I wonder how much of the tremendously rapid progress of computer science in the last decade owes itself to structurally more rapid truth-finding, enabled by:

  • the virtual nature of the majority of the experiments, making them easily replicable
  • the proliferation of services like github, making it very easy to replicate others' experiments
  • (a combination of the points above) the expectation that one would make one's experiments easily available for replication by others

There are other reasons to expect rapid progress in CS (compared to, say, electrical engineering) but I wonder how much is explained by this replication dynamic.

2Zac Hatfield-Dodds
Very little, because most CS experiments are not in fact replicable (and that's usually only one of several serious methodological problems). CS does seem somewhat ahead of other fields I've worked in, but I'd attribute that to the mostly-separate open source community rather than academia per se.
1Decaeneus
To be sure, let's say we're talking about something like "the entirety of published material" rather than the subset of it that comes from academia. This is meant to very much include the open source community. Very curious, in what way are most CS experiments not replicable? From what I've seen in deep learning, for instance, it's standard practice to include a working github repo along with the paper (I'm sure you know lots more about this than I do). This is not the case in economics, for instance, just to pick a field I'm familiar with.
2Zac Hatfield-Dodds
See e.g. https://mschloegel.me/paper/schloegel2024sokfuzzevals.pdf Fuzzing is a generally pretty healthy subfield, but even there most peer-reviewed papers in top venues are still are completely useless! Importantly, "a 'working' github repo" is really not enough to ensure that your results are reproducible, let alone ensure external validity.
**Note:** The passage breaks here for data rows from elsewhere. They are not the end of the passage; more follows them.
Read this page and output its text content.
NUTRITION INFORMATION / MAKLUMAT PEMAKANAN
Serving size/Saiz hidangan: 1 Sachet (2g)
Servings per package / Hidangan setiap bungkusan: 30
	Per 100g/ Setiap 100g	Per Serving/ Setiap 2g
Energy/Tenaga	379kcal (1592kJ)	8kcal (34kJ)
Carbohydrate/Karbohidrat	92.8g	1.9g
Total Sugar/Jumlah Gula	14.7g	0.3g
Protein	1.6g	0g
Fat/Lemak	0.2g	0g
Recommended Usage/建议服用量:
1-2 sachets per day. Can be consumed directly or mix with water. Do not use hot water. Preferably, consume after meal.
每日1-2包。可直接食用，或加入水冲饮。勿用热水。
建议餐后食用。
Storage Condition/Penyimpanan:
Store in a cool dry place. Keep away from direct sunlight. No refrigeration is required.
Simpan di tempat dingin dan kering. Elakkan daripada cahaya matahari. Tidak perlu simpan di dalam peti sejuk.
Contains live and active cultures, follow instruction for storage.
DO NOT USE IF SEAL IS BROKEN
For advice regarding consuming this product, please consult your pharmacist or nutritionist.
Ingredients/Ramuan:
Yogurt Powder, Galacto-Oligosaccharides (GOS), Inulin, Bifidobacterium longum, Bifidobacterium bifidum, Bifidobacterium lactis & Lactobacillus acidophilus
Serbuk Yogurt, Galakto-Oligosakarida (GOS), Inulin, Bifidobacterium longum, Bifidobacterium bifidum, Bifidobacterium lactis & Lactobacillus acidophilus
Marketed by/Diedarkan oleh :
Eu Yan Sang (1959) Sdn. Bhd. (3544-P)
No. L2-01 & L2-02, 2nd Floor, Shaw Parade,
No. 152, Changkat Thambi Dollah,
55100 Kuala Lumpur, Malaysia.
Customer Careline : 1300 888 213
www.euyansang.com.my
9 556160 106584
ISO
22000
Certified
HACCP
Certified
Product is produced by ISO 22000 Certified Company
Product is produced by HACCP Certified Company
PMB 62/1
From personal observation, kids learn text (say, from a children's book, and from songs) back-to-front. That is, the adult will say all but the last word in the sentence, and the kid will (eventually) learn to chime in to complete the sentence.

This feels correlated to LLMs learning well when tasked with next-token prediction, and those predictions being stronger (less uniform over the vocabulary) when the preceding sequences get longer.

I wonder if there's a connection to having rhyme "live" in the last sound of each line, as opposed to the first.

1StartAtTheEnd
A lot of memory seems to be linear, possibly because most information in the world is encoded linearly. If I was to tell you the 20th letter of the alphabet, I'd have to go through every letter it in my head. It's a linked-list data structure. Even many memory techniques, like the mind palace, is ordered, with each item linking to the next. I don't think this is the same as markov-chains or predicting the next item, but that it has to do with the most common data structure of information being linear. As for making the first word rhyme instead of the last, that's an interesting thought! I actually have no idea. When I rhyme like that in my head, it sounds wrong, but I couldn't tell you the reason. You may be on to something.